For a number of other diseases and health issues, the Department for International Development has produced a strategic plan with detailed input from experts and civil society. Does the Secretary of State not think that we should do the same for malaria, and will he now bring the same level of attention and rigour as the Gates foundation to tackling this entirely preventable and treatable disease?

I assure the hon. Gentleman that we are working in close partnership with a wide range of organisations, including multilateral bodies such as the World Health Organisation, the Roll Back Malaria coalition, UNITAID and the Global Fund to Fight AIDS, Tuberculosis and Malaria, which we have just discussed. I assure the hon. Gentleman that that partnership approach informs our work.

Given that the WHO estimates that almost half the world’s population is at risk from malaria, and following the Secretary of State’s earlier comments, will he inform the House what steps his Department is taking on the development and roll-out of a vaccine against malaria?

I can give the assurance the hon. Gentleman is seeking. We are funding research, and we are also looking at the affordability of treatments, which is key. There is certainly common ground between us in recognising the scale of the challenge we are facing. It is estimated that almost 250 million people around the world fall severely ill with malaria each year. Almost 1 million die, mostly children, and one in five child deaths in sub-Saharan Africa is still from malaria, despite the fact that in many cases treatments are available, such as malarial-treated bed nets.

Will my right hon. Friend be partnering some of the drug companies, which hold an important key in respect of speedily rolling out anti-malarial vaccines to the population? This is not rocket science. There are some cheap vaccines out there, and the drug companies ought to be playing a fuller role than they are at present.

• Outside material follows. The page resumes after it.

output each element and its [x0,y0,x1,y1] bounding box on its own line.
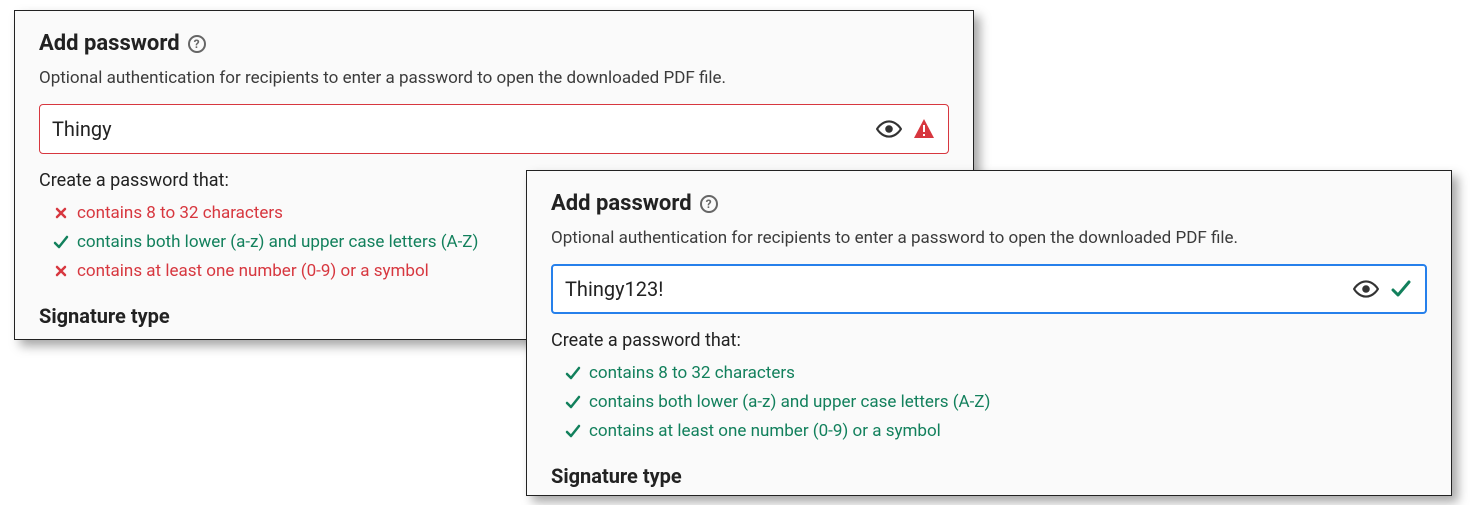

We are working with drug companies, first, on the affordability of medicines and, secondly, on research into vaccines. In both areas, it is vital that the private sector plays its role in making sure that we provide affordable, effective treatments for this terrible disease.

Of course the international community has to work to achieve the eradication of this disease for which many cures are available—such as something as simple as ensuring that a family sleeps under a malarial-treated bed net. That is why the White Paper my Department published last July supports the delivery of 10 million more bed nets each year from 2010 to 2013. We estimate that this alone will help to prevent 165,000 child deaths from malaria.